To assess effects of the ABCB1 pilymorphisms on safety profile and dosing regimen of acenocoumarol in the patients with valvular atrial fibrillation.

50 patients (34 male and 16 female), 40-70 years of age were included. All patients received acenocoumarol at doses of 1-6 mg daily with a target international normalized ratio (INR) of 2.0 to 3.0. Genotyping for polymorphism marker C3435T of ABCB1 gen was performed using PCR and RFLP (restriction fragment length polymorphisms) techniques. Statistics were performed by Fishers exact tests. All enrolled patients provided written informed consent.

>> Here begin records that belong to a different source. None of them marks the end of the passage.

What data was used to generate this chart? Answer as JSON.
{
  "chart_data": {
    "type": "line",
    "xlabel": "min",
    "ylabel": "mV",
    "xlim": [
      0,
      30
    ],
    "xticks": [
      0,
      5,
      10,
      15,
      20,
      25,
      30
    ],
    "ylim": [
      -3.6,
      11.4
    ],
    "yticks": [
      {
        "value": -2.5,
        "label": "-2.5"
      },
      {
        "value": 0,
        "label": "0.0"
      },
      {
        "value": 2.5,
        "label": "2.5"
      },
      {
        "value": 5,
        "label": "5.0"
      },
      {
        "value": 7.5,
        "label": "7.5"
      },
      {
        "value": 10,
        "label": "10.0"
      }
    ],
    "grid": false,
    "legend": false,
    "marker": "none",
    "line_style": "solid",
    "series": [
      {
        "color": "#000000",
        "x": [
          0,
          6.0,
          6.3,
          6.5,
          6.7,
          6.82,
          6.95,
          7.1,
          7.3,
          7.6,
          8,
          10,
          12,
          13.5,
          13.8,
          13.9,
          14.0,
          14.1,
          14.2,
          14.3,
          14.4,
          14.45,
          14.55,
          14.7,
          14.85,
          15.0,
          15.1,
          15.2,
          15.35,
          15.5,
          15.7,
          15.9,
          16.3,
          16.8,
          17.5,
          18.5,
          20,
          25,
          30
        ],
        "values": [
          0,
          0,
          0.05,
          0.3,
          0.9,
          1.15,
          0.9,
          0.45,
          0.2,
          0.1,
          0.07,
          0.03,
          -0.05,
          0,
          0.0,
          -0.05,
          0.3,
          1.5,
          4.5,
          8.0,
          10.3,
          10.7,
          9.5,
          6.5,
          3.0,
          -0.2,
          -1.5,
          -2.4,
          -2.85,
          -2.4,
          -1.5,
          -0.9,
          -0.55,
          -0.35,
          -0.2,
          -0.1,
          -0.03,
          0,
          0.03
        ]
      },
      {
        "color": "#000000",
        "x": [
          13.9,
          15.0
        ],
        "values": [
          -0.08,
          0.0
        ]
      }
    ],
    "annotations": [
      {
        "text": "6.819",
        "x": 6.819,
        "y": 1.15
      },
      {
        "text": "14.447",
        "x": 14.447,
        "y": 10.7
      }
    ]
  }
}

Genotype CC was found in 10 patients (20%), genotype CT in 25 patients (50%) and genotype TT in 15 patients (30%). In the CC group (n = 10) bleeding was found in 1 patient (2%). There were 19 patients (38%) with bleedings in combined group of CT and TT genotype (p = 0.0366). We compared the average doses of acenocoumarol in groups identified according to their genotypes: CC (3.45 mg/day), CT (2.64 mg/day), TT (3.07 mg/day) and found no significant differences.

ABCB1 CT and TT genotypes were found to be significantly associated with higher risk of bleeding. There was no influence of ABCB1 polymorphisms on dosing regimens of acenocoumarol.